En novembre dernier, dans l’établissement d’hébergement pour personnes âgées dépendantes (Ehpad) Antoine de Saint-Exupéry, à Villejuif (Val-de-Marne), une altercation entre deux membres du personnel fait monter la tension d’un cran. A la suite d’un différend avec une cadre de santé, une infirmière s’est précipitée à l’étage et a ouvert une fenêtre, avant qu’une collègue parvienne à la calmer. La médecine du travail n’a pas qualifié l’incident de tentative de suicide. Mais pour un élu du comité social et économique du groupe Arpavie, qui gère cette résidence, voilà qui montre le climat au sein de l’association : « Une salariée ouvre une fenêtre dans un contexte de forte tension et on craint qu’elle se suicide. » 
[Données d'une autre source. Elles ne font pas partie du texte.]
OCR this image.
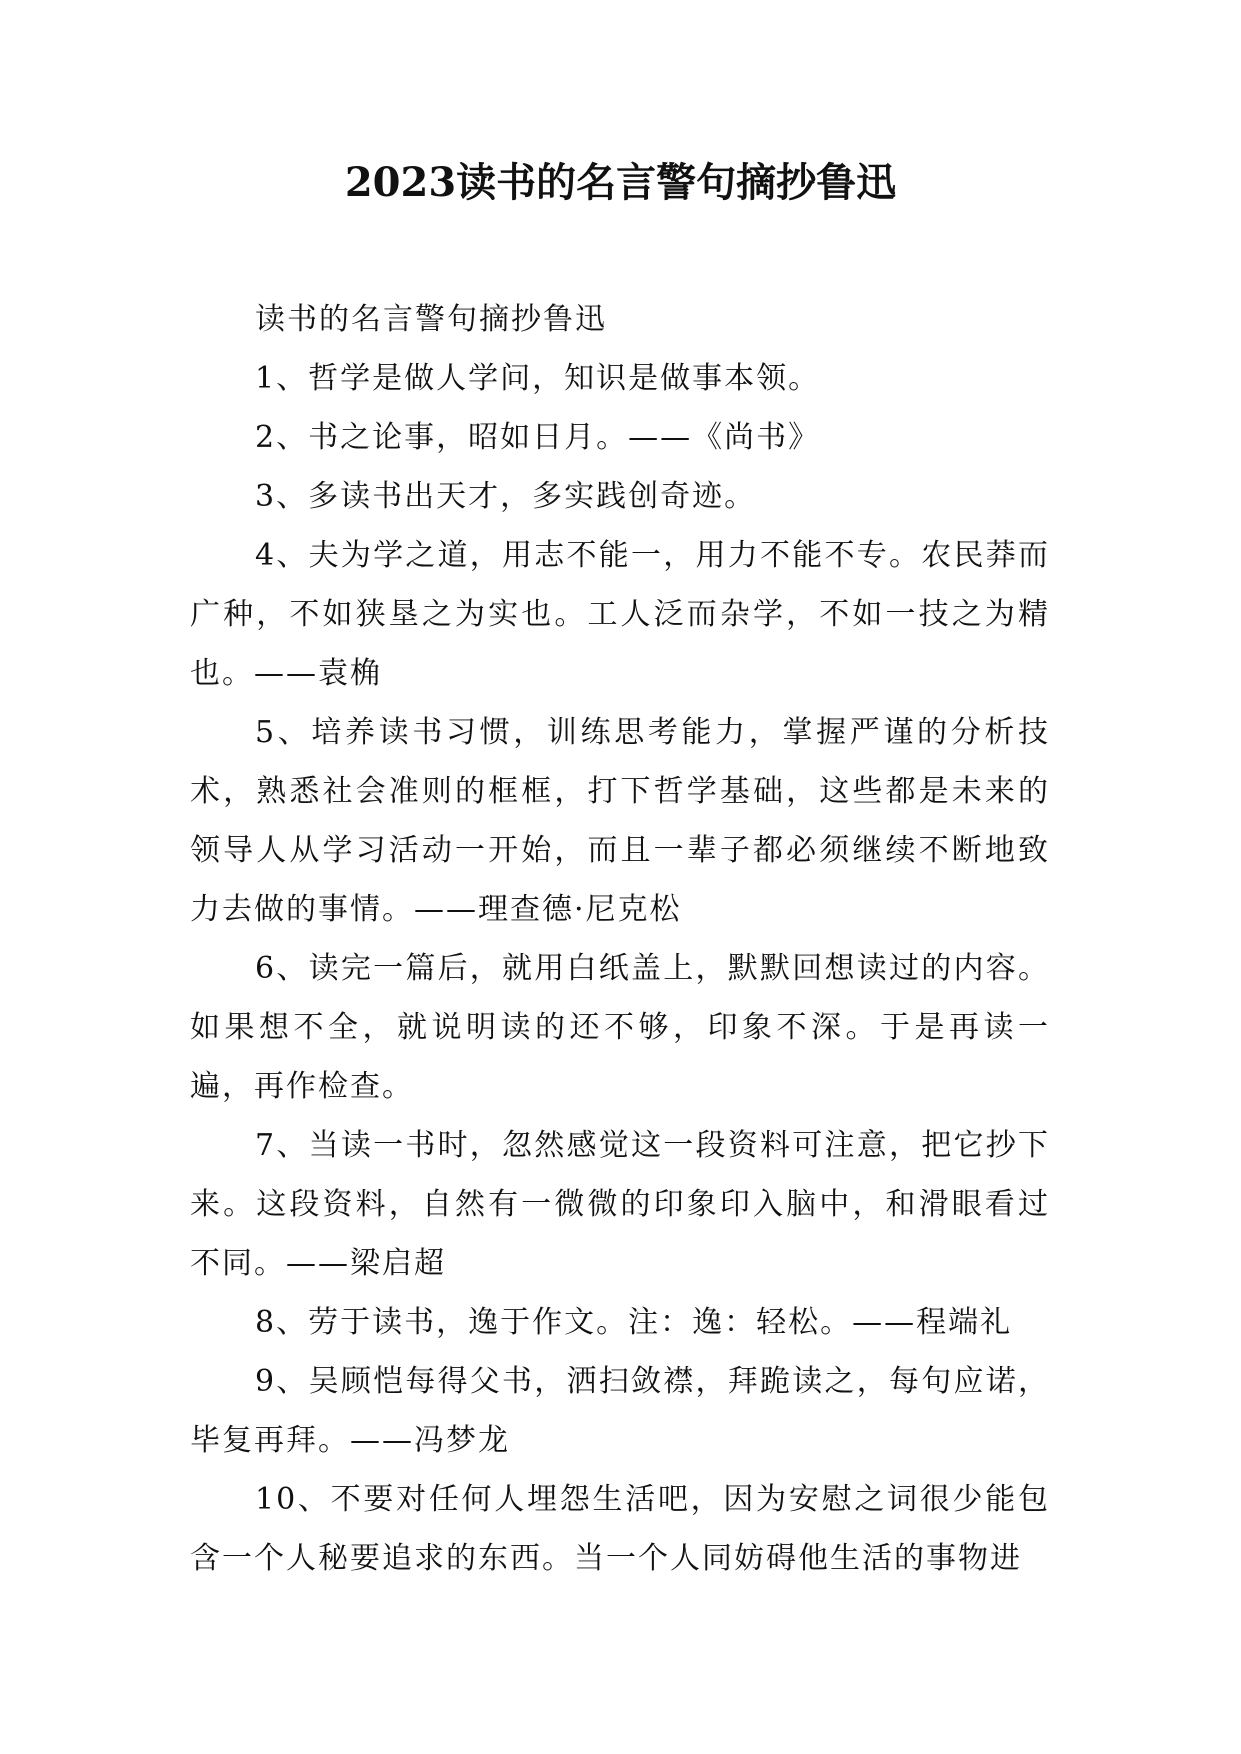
2023读书的名言警句摘抄鲁迅

读书的名言警句摘抄鲁迅

1、哲学是做人学问，知识是做事本领。

2、书之论事，昭如日月。——《尚书》

3、多读书出天才，多实践创奇迹。

4、夫为学之道，用志不能一，用力不能不专。农民莽而广种，不如狭垦之为实也。工人泛而杂学，不如一技之为精也。——袁桷

5、培养读书习惯，训练思考能力，掌握严谨的分析技术，熟悉社会准则的框框，打下哲学基础，这些都是未来的领导人从学习活动一开始，而且一辈子都必须继续不断地致力去做的事情。——理查德·尼克松

6、读完一篇后，就用白纸盖上，默默回想读过的内容。如果想不全，就说明读的还不够，印象不深。于是再读一遍，再作检查。

7、当读一书时，忽然感觉这一段资料可注意，把它抄下来。这段资料，自然有一微微的印象印入脑中，和滑眼看过不同。——梁启超

8、劳于读书，逸于作文。注：逸：轻松。——程端礼

9、吴顾恺每得父书，洒扫敛襟，拜跪读之，每句应诺，毕复再拜。——冯梦龙

10、不要对任何人埋怨生活吧，因为安慰之词很少能包含一个人秘要追求的东西。当一个人同妨碍他生活的事物进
La direction des ressources humaines indique avoir mis en place une cellule d’écoute pour les salariés « avec l’appui d’un psychologue extérieur ». On peut douter que la mesure soit suffisante. Depuis la mise en arrêt maladie de l’infirmière, il n’y a plus de titulaire à ce poste au sein de l’Ehpad. En 2018, le turn-over du personnel y atteignait 25 %. Un problème récurrent au sein d’Arpavie, puisque plus de la moitié des effectifs de ce groupe de 3 000 salariés a moins de cinq ans d’ancienneté et 37 % moins de deux ans de maison.

Grosse charge de travail

Avec la fusion de trois structures en 2016, Arpavie est devenu le premier groupe associatif gestionnaire de résidences pour personnes âgées. « Nous sommes devenus gros d’un coup », admet Morgane Moineau, la DRH. Depuis, la situation n’a fait que se dégrader, d’après les témoignages recueillis par Santé & Travail. En cause, l’augmentation de la charge de travail et un éloignement des réalités de terrain de la part du siège. Selon les chiffres de la DRH, le taux d’absentéisme – entre 10 et 23 % selon les structures – et le nombre d’accidents du travail sont en léger recul en 2018. Mais le nombre de CDD a bondi de 20 % la même année. 
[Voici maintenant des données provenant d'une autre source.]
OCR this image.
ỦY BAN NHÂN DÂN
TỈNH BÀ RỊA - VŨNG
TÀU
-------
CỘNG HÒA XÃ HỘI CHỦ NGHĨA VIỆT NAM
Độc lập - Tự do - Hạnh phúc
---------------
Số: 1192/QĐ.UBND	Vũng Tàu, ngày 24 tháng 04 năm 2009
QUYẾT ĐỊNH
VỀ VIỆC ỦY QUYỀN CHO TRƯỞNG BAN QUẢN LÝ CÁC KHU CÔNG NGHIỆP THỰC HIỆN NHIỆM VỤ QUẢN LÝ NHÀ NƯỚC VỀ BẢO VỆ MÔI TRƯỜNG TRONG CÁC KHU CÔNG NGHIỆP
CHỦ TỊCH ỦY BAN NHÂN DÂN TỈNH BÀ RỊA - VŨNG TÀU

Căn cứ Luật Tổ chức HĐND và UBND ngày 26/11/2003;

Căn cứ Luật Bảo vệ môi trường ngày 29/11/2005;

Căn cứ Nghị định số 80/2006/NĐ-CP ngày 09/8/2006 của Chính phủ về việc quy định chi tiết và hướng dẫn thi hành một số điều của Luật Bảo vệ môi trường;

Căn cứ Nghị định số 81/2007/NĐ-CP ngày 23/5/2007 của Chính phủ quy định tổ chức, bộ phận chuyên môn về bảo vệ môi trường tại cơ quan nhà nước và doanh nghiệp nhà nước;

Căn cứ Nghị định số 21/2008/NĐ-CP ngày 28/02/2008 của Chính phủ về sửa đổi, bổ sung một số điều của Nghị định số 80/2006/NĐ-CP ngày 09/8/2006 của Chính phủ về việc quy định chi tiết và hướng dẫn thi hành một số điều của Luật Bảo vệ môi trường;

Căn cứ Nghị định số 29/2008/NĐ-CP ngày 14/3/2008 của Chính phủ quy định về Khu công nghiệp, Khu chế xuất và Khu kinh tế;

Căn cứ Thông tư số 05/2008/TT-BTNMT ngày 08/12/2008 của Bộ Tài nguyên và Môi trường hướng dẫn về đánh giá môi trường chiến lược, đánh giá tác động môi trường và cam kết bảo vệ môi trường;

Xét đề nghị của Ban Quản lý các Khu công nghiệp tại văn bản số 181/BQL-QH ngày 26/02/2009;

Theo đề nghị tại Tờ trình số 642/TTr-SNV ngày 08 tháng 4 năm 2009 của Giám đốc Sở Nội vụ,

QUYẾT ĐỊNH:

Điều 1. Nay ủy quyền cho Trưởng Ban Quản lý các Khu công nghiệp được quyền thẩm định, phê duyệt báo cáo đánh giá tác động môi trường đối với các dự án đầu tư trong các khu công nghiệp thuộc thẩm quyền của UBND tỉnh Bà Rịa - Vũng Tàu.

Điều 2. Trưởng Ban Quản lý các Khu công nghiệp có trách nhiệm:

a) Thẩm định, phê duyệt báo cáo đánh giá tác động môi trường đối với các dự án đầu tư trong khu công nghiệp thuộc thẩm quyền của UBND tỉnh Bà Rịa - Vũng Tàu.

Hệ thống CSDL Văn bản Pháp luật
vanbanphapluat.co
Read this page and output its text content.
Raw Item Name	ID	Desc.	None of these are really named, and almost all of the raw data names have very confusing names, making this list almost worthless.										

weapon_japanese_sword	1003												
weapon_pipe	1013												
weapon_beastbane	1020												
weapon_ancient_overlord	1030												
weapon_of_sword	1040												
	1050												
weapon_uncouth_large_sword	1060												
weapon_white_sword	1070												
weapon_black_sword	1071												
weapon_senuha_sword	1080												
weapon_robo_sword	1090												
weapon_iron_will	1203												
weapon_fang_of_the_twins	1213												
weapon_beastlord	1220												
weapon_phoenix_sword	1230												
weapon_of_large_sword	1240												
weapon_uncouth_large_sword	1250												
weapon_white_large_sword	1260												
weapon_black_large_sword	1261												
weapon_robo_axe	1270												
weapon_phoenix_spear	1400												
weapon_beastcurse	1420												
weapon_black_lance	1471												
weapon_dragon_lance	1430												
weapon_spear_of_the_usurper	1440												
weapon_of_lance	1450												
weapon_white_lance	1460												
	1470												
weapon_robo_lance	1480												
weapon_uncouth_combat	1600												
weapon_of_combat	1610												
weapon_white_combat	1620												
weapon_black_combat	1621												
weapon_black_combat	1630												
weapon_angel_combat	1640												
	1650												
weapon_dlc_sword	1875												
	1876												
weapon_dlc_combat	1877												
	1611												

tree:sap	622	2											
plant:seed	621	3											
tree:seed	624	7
La montée des risques psychosociaux et les départs en cascade ont atteint toutes les catégories de personnel, y compris les directions. Le directeur de l’établissement de Villejuif et son adjoint, épuisés, sont tous les deux en arrêt maladie, le premier depuis juillet 2019, le second depuis novembre. « On dit souvent que l’associatif, c’est mieux ; en réalité, c’est faux, souligne un représentant du personnel. On a beaucoup entendu parler des conditions de maltraitance des résidents dans les Ehpad lucratifs. Les risques sont les mêmes dans l’associatif, et la situation au sein d’Arpavie montre que les salariés eux-mêmes sont maltraités. »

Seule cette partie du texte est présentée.